言葉を大事にする壇蜜さんが“今となっては見慣れすぎて見過ごしがちだが、よく考えると奥深い言葉”を「今更言葉」と名付けて考察。【今更言葉で、イマをサラッと】
その70 ですから
いわゆるカスタマーセンターなる場所に相談をしたことがある。少し前の話だ。パソコンの調子が悪い、というざっくりとした理由で焦りながら電話をかけてしまった私も悪いのだが、カスタマーセンターのオペレーター殿も虫の居所が悪かったらしく、お互い「悪い」にハマってしまい、最終的には私が諦めて電話を切るという結末になったのを覚えている。結局パソコンは買い換えた。

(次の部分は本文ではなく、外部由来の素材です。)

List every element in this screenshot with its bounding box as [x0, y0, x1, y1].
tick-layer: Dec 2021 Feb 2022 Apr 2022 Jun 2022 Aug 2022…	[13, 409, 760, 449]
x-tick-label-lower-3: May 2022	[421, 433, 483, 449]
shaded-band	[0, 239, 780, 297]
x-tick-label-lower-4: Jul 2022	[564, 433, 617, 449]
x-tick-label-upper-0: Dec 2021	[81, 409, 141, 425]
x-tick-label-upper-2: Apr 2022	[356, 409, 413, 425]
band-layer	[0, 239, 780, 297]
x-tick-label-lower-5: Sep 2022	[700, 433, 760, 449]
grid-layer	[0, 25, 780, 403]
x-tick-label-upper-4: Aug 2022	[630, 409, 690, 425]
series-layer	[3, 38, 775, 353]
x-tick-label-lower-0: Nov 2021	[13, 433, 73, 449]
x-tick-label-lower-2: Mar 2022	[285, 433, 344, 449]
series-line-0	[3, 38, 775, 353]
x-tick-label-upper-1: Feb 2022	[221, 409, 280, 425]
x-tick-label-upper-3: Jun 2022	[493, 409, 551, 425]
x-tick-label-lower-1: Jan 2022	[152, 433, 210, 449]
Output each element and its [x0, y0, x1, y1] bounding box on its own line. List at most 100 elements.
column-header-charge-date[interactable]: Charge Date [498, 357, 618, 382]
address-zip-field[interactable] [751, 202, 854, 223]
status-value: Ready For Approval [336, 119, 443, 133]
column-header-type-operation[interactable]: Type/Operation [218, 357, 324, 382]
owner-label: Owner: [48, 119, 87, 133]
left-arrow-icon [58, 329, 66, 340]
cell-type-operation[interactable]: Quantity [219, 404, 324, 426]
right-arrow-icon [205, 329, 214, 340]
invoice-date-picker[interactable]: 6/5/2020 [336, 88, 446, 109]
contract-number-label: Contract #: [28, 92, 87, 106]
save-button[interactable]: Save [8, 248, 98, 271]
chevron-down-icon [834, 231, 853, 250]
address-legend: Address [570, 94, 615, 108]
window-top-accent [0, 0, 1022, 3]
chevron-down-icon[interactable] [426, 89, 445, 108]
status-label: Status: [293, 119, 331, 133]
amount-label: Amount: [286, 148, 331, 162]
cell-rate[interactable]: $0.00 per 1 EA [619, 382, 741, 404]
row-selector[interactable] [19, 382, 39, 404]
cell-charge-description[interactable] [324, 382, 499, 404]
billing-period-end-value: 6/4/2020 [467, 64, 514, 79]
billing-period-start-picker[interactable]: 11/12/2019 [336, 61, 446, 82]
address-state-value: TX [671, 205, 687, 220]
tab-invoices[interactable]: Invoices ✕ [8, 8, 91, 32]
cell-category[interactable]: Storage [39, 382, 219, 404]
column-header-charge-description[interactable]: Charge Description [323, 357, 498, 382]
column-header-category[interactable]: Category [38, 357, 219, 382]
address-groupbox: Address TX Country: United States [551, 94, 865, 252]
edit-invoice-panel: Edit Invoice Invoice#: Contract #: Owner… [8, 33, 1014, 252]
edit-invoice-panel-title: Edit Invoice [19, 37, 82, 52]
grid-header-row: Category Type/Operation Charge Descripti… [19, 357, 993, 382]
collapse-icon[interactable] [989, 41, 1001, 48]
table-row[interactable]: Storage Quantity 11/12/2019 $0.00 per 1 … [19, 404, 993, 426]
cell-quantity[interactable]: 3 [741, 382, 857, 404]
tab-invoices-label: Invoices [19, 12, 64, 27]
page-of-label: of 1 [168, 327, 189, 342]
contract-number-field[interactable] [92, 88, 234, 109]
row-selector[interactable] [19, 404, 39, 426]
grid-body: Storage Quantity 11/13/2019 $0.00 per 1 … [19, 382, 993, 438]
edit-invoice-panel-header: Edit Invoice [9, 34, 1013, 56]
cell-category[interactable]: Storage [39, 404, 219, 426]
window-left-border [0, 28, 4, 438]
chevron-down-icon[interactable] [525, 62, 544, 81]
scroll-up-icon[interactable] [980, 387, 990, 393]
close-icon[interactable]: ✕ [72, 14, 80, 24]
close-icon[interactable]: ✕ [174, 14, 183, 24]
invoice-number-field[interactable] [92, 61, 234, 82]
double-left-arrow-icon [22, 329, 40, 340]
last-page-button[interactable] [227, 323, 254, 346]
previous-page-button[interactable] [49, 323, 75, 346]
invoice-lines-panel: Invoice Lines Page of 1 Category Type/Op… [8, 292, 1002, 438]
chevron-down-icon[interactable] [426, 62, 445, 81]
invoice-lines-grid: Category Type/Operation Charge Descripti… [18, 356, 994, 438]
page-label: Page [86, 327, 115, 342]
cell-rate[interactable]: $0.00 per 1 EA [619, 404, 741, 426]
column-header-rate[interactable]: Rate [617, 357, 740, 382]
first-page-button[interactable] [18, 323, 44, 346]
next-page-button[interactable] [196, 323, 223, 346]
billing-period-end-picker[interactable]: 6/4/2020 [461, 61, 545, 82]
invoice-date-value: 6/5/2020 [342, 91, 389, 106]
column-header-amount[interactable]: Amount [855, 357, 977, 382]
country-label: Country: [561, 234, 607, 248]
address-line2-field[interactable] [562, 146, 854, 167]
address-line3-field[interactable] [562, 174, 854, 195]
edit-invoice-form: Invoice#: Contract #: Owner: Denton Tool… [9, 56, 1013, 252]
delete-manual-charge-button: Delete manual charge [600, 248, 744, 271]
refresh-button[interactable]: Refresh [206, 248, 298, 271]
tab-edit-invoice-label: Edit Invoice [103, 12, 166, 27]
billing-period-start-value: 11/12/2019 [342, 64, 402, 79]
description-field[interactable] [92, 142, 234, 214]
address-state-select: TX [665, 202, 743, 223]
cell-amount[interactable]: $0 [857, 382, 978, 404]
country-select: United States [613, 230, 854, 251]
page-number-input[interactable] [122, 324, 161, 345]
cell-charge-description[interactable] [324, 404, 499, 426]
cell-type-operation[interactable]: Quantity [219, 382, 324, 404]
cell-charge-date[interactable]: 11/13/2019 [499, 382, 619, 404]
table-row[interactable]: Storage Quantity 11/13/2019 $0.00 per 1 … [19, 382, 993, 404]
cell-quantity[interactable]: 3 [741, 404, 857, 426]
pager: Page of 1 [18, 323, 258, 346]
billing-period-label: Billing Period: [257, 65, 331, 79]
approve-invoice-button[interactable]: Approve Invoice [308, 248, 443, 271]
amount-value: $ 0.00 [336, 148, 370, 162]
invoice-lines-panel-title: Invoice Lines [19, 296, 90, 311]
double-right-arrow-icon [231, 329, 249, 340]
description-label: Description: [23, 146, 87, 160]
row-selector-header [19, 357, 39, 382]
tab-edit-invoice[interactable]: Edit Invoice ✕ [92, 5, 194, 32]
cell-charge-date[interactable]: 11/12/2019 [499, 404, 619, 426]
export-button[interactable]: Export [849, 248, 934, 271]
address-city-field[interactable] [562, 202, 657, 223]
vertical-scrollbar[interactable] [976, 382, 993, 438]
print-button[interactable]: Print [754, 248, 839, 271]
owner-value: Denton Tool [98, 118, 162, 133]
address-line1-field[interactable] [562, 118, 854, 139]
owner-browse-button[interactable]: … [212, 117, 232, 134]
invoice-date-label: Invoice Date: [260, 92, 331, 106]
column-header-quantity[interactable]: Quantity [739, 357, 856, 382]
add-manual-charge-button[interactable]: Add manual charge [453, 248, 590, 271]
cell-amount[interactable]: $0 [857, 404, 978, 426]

虫の居所が悪い…というムードはオペーレーター殿が発するある言葉に込められていたように感じた。しかも上手く説明できなくてもどかしい思いをしていた私には、その言葉が「あ、突き放されている感じ」と受け止めてしまうような状態だったのもある。恐らくその日のお互いが相性が悪い、波長が悪かっただけなのだろう。もし二人で面と向かって話せたなら、意外とスムーズに話は進んだかもしれないし。
「ですから、〇〇しないことには…」
「ですから、お客様のご説明ですと…」
ーーああ、「ですから」の連発に私の気持ちはすっかり折れてしまったのだ。「ですから」は私の言ったことに対して説明をしてくれているが、受け取る側の私がちゃんと反応できていない、理解できていないまま変な方向に行ったり、同じ質問を繰り返したりしているという対応に困った故に発された言葉なのだろう。私は会話の度に耳に入る「ですから」が数回続いたところで、「もうどうにもならんな」ということに気付いて説明力不十分な己の運命を見限り、「分かりました。ありがとうございます」となけなしの力で返事をして電話をそっと切ったのだった。
そのとき以来「ですから」は何となくだが「何度も言ってるじゃないか」「さっきから同じ質問をしてない?」という突き放した印象をあたえるのかも…と思い極力使用しないようにしているし、堂々めぐりになりそうになっても違う表現「なので」「そのため」「というわけで」などに切り替えて話そうと心がけている。「ですから」が持つ丁寧さはある。しかし同時に突き放す力もある。使用注意の言葉として心に秘めておくのだった。